Author: Trapped people everywhere
Berlin – After the successful rescue of 33 trapped miners in the north of his country, Chilean author Antonio Skármeta, currently visiting Berlin, has called on the world to help other suffering people with as much empathy as it has shown his compatriots.
"We shouldn't need tragedies in order to make us take an interest in other people," the 69-year-old told the German Press Agency dpa.
"Figuratively speaking, I'd like to say that there are still a lot of people, in many parts of the world, who are trapped, and who we don't see," said Skármeta, who was internationally acclaimed for his novel Ardiente Paciencia (Burning Patience).
"And we could help them if we had more of the ethos that we've seen develop over the fate of the Chilean miners," he continued. "That's the first lesson: That solidarity is alive and that it shouldn't need such dramatic scenes in order for it to be shown,"
Skármeta, in the German capital for the 80th anniversary of the Ibero-American Institute, spent many years in exile in West Berlin when Chile was under the rule of dictator Augusto Pinochet (1973-90).
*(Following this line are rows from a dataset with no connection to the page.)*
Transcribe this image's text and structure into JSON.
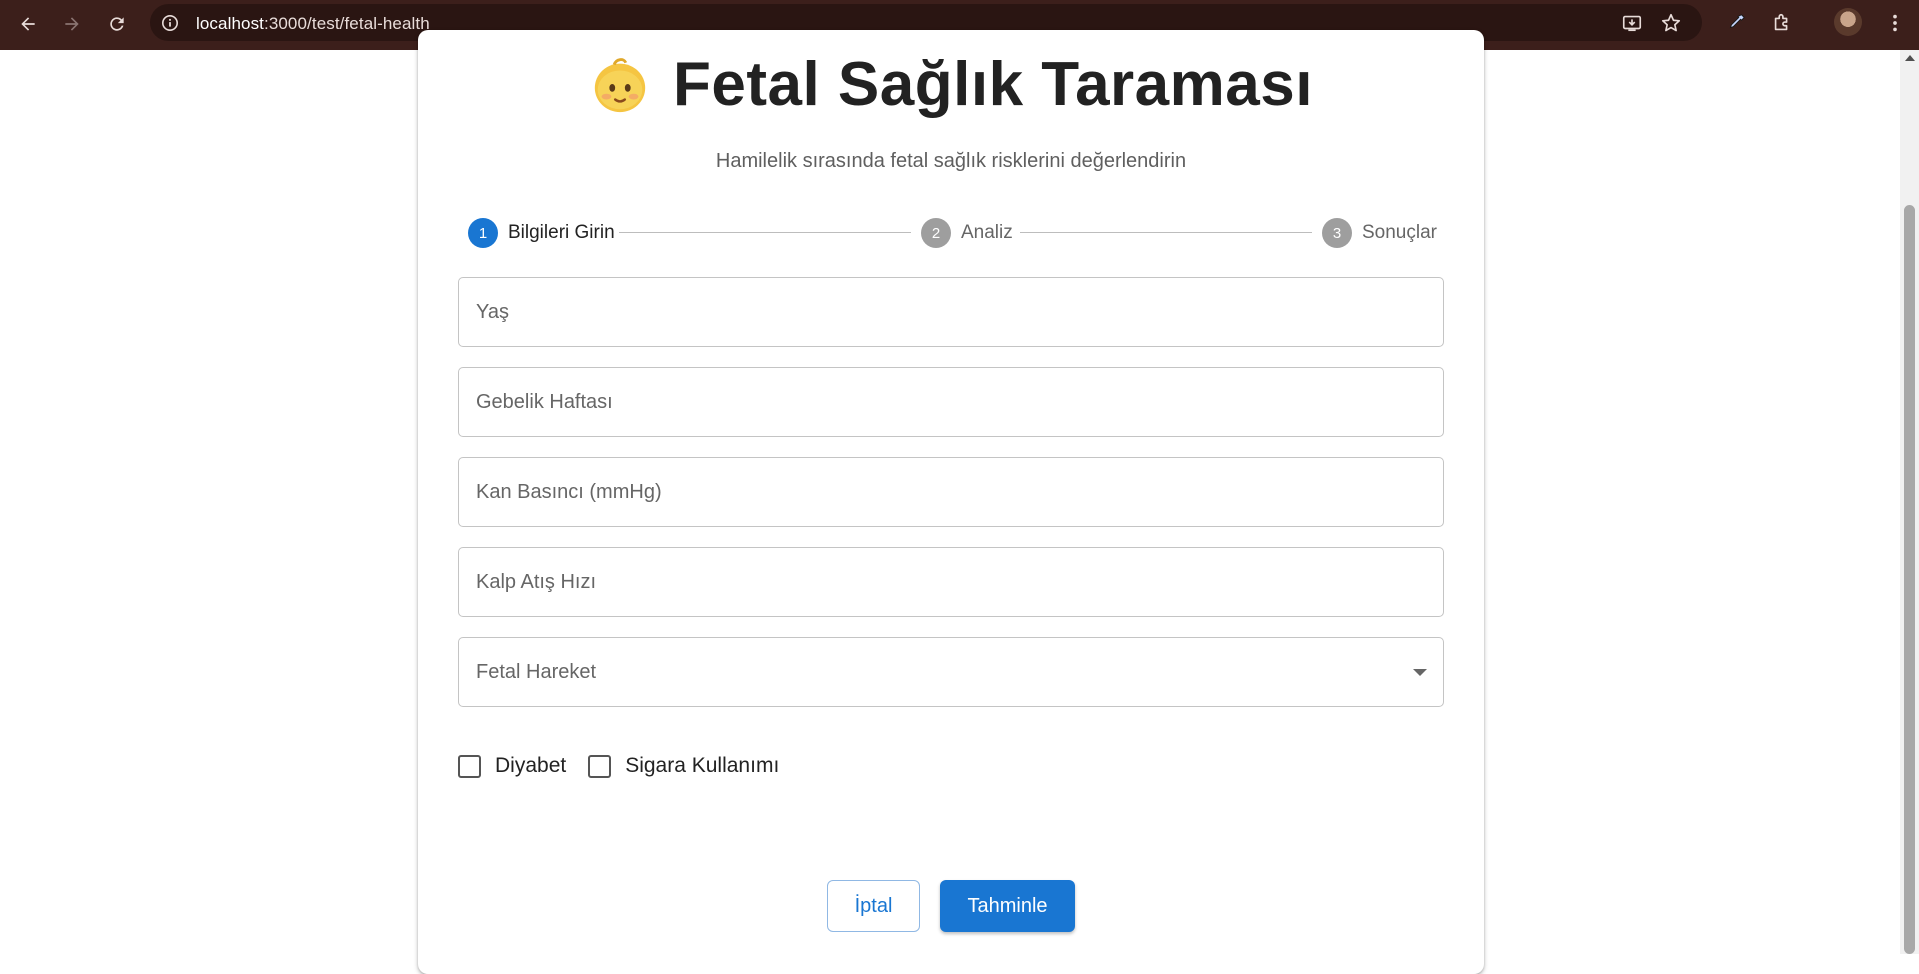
{
  "browser": {
    "url_host": "localhost",
    "url_path": ":3000/test/fetal-health",
    "back_icon": "arrow-left-icon",
    "forward_icon": "arrow-right-icon",
    "reload_icon": "reload-icon",
    "site_info_icon": "info-icon",
    "install_icon": "install-app-icon",
    "bookmark_icon": "star-icon",
    "eyedropper_icon": "eyedropper-icon",
    "extensions_icon": "puzzle-icon",
    "menu_icon": "kebab-menu-icon"
  },
  "header": {
    "emoji": "👶",
    "title": "Fetal Sağlık Taraması",
    "subtitle": "Hamilelik sırasında fetal sağlık risklerini değerlendirin"
  },
  "stepper": {
    "steps": [
      {
        "number": "1",
        "label": "Bilgileri Girin",
        "state": "active"
      },
      {
        "number": "2",
        "label": "Analiz",
        "state": "inactive"
      },
      {
        "number": "3",
        "label": "Sonuçlar",
        "state": "inactive"
      }
    ],
    "active_color": "#1976d2",
    "inactive_color": "#9e9e9e"
  },
  "form": {
    "fields": [
      {
        "label": "Yaş",
        "value": ""
      },
      {
        "label": "Gebelik Haftası",
        "value": ""
      },
      {
        "label": "Kan Basıncı (mmHg)",
        "value": ""
      },
      {
        "label": "Kalp Atış Hızı",
        "value": ""
      },
      {
        "label": "Fetal Hareket",
        "value": "",
        "type": "select"
      }
    ],
    "checkboxes": [
      {
        "label": "Diyabet",
        "checked": false
      },
      {
        "label": "Sigara Kullanımı",
        "checked": false
      }
    ]
  },
  "actions": {
    "cancel_label": "İptal",
    "submit_label": "Tahminle",
    "primary_color": "#1976d2"
  }
}
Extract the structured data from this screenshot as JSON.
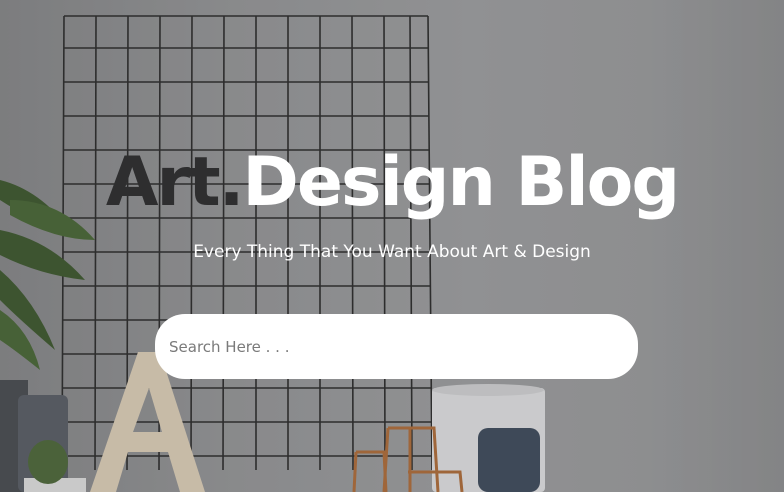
{
  "hero": {
    "title_part1": "Art.",
    "title_part2": "Design Blog",
    "subtitle": "Every Thing That You Want About Art & Design"
  },
  "search": {
    "placeholder": "Search Here . . .",
    "value": ""
  },
  "colors": {
    "title_dark": "#2e2e2f",
    "title_light": "#ffffff",
    "search_bg": "#ffffff"
  }
}
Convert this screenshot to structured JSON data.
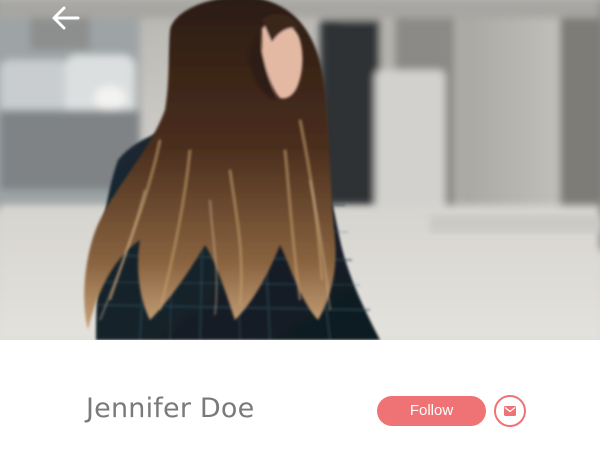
{
  "header": {
    "back_icon": "arrow-left-icon"
  },
  "profile": {
    "name": "Jennifer Doe",
    "follow_label": "Follow",
    "message_icon": "mail-icon"
  },
  "colors": {
    "accent": "#ef7274",
    "name_text": "#7a7a7a",
    "background": "#ffffff"
  }
}
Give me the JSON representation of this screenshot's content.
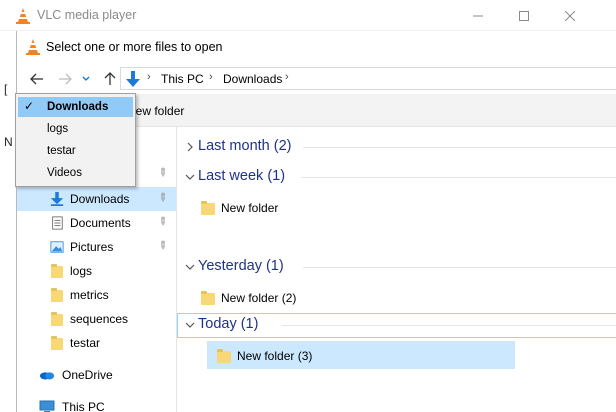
{
  "vlc": {
    "title": "VLC media player",
    "left_glyphs": [
      "[",
      "N"
    ]
  },
  "dialog": {
    "title": "Select one or more files to open",
    "breadcrumb": [
      "This PC",
      "Downloads"
    ],
    "new_folder_label": "New folder"
  },
  "history_popup": {
    "items": [
      {
        "label": "Downloads",
        "checked": true
      },
      {
        "label": "logs",
        "checked": false
      },
      {
        "label": "testar",
        "checked": false
      },
      {
        "label": "Videos",
        "checked": false
      }
    ]
  },
  "navpane": {
    "items": [
      {
        "label": "Downloads",
        "icon": "download-arrow-icon",
        "pinned": true
      },
      {
        "label": "Documents",
        "icon": "documents-icon",
        "pinned": true
      },
      {
        "label": "Pictures",
        "icon": "pictures-icon",
        "pinned": true
      },
      {
        "label": "logs",
        "icon": "folder-icon",
        "pinned": false
      },
      {
        "label": "metrics",
        "icon": "folder-icon",
        "pinned": false
      },
      {
        "label": "sequences",
        "icon": "folder-icon",
        "pinned": false
      },
      {
        "label": "testar",
        "icon": "folder-icon",
        "pinned": false
      },
      {
        "label": "OneDrive",
        "icon": "onedrive-cloud-icon",
        "pinned": false
      },
      {
        "label": "This PC",
        "icon": "this-pc-icon",
        "pinned": false
      }
    ]
  },
  "content": {
    "groups": [
      {
        "label": "Last month (2)",
        "expanded": false,
        "files": []
      },
      {
        "label": "Last week (1)",
        "expanded": true,
        "files": [
          "New folder"
        ]
      },
      {
        "label": "Yesterday (1)",
        "expanded": true,
        "files": [
          "New folder (2)"
        ]
      },
      {
        "label": "Today (1)",
        "expanded": true,
        "files": [
          "New folder (3)"
        ]
      }
    ]
  },
  "colors": {
    "accent": "#0078d7",
    "selection": "#cce8ff",
    "group_header_text": "#1e3287",
    "folder": "#f8d775"
  }
}
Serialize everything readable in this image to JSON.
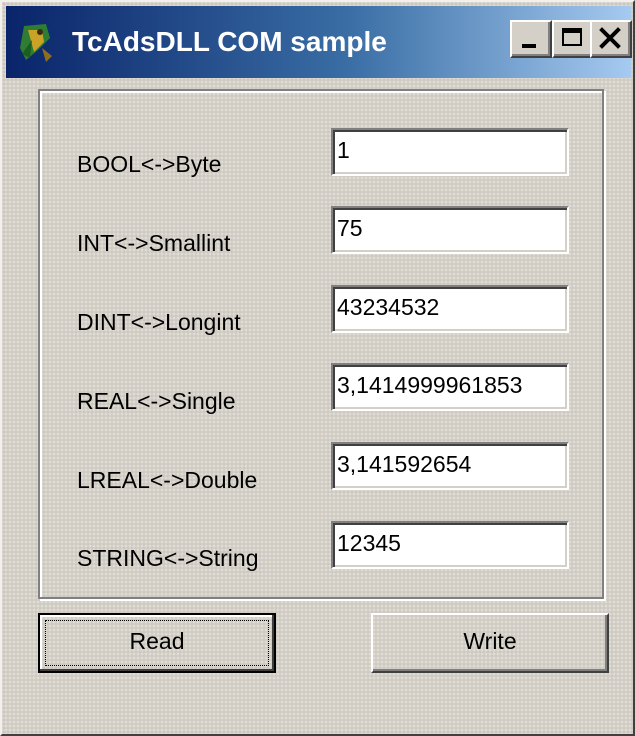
{
  "window": {
    "title": "TcAdsDLL COM sample",
    "accent_color": "#0a246a",
    "app_icon": "twincat-figure-icon"
  },
  "title_buttons": {
    "minimize_icon": "minimize-icon",
    "maximize_icon": "maximize-icon",
    "close_icon": "close-icon"
  },
  "fields": [
    {
      "label": "BOOL<->Byte",
      "value": "1"
    },
    {
      "label": "INT<->Smallint",
      "value": "75"
    },
    {
      "label": "DINT<->Longint",
      "value": "43234532"
    },
    {
      "label": "REAL<->Single",
      "value": "3,1414999961853"
    },
    {
      "label": "LREAL<->Double",
      "value": "3,141592654"
    },
    {
      "label": "STRING<->String",
      "value": "12345"
    }
  ],
  "buttons": {
    "read_label": "Read",
    "write_label": "Write"
  }
}
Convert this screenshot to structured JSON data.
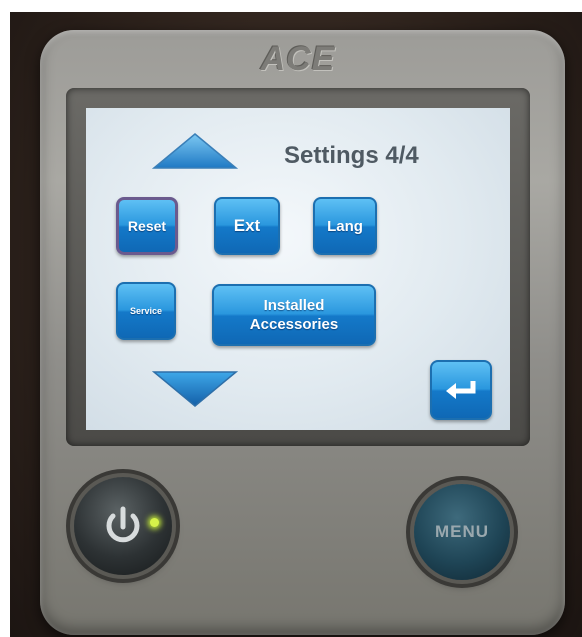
{
  "device": {
    "brand": "ACE"
  },
  "screen": {
    "title": "Settings 4/4"
  },
  "buttons": {
    "reset": "Reset",
    "ext": "Ext",
    "lang": "Lang",
    "service": "Service",
    "accessories_line1": "Installed",
    "accessories_line2": "Accessories",
    "enter_icon": "enter-icon"
  },
  "hardware": {
    "menu_label": "MENU",
    "power_icon": "power-icon"
  },
  "colors": {
    "button_blue": "#1479c9",
    "screen_bg": "#e1eaf0",
    "title_text": "#4f5a63",
    "led_green": "#d6f24a"
  }
}
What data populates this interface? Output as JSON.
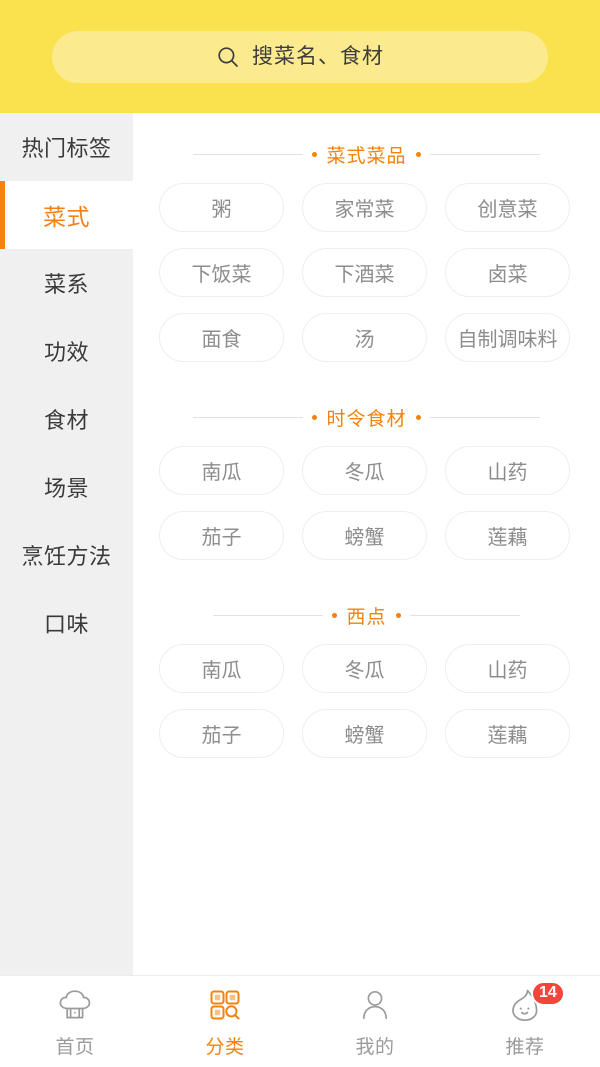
{
  "header": {
    "search": {
      "placeholder": "搜菜名、食材",
      "value": "",
      "icon": "search-icon"
    },
    "bg_color": "#f9e24e",
    "field_color": "#fbeb8e"
  },
  "sidebar": {
    "active_index": 1,
    "accent_color": "#f5820a",
    "items": [
      {
        "label": "热门标签"
      },
      {
        "label": "菜式"
      },
      {
        "label": "菜系"
      },
      {
        "label": "功效"
      },
      {
        "label": "食材"
      },
      {
        "label": "场景"
      },
      {
        "label": "烹饪方法"
      },
      {
        "label": "口味"
      }
    ]
  },
  "content": {
    "sections": [
      {
        "title": "菜式菜品",
        "tags": [
          {
            "label": "粥"
          },
          {
            "label": "家常菜"
          },
          {
            "label": "创意菜"
          },
          {
            "label": "下饭菜"
          },
          {
            "label": "下酒菜"
          },
          {
            "label": "卤菜"
          },
          {
            "label": "面食"
          },
          {
            "label": "汤"
          },
          {
            "label": "自制调味料"
          }
        ]
      },
      {
        "title": "时令食材",
        "tags": [
          {
            "label": "南瓜"
          },
          {
            "label": "冬瓜"
          },
          {
            "label": "山药"
          },
          {
            "label": "茄子"
          },
          {
            "label": "螃蟹"
          },
          {
            "label": "莲藕"
          }
        ]
      },
      {
        "title": "西点",
        "tags": [
          {
            "label": "南瓜"
          },
          {
            "label": "冬瓜"
          },
          {
            "label": "山药"
          },
          {
            "label": "茄子"
          },
          {
            "label": "螃蟹"
          },
          {
            "label": "莲藕"
          }
        ]
      }
    ]
  },
  "bottom_nav": {
    "active_index": 1,
    "active_color": "#f5820a",
    "inactive_color": "#9b9b9b",
    "badge_color": "#f4453c",
    "items": [
      {
        "label": "首页",
        "icon": "chef-hat-icon",
        "badge": ""
      },
      {
        "label": "分类",
        "icon": "category-grid-icon",
        "badge": ""
      },
      {
        "label": "我的",
        "icon": "person-icon",
        "badge": ""
      },
      {
        "label": "推荐",
        "icon": "flame-icon",
        "badge": "14"
      }
    ]
  }
}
He was also the Chilean ambassador to Germany from 2000 to 2003.
He praised the miners for their "enormous courage" and said that his country was used to hardship because of his geographical location and structure. In sticky situations the country always pulled together, he said.
"That's how these Chilean miners survived, and that's how the Chilean people overcame Pinochet's awful dictatorship – peacefully, cheerfully and controlled."
Skármeta also defended Chilean President Sebastián Piñera, who has been criticised for making political capital out of the miners' fate with his presence at the rescue.
"A democratically elected president, from whichever party, absorbs the feelings and emotions of his people and his presence there is obligatory," Skármeta said. "And that's why I ask the critics to hold their tongues."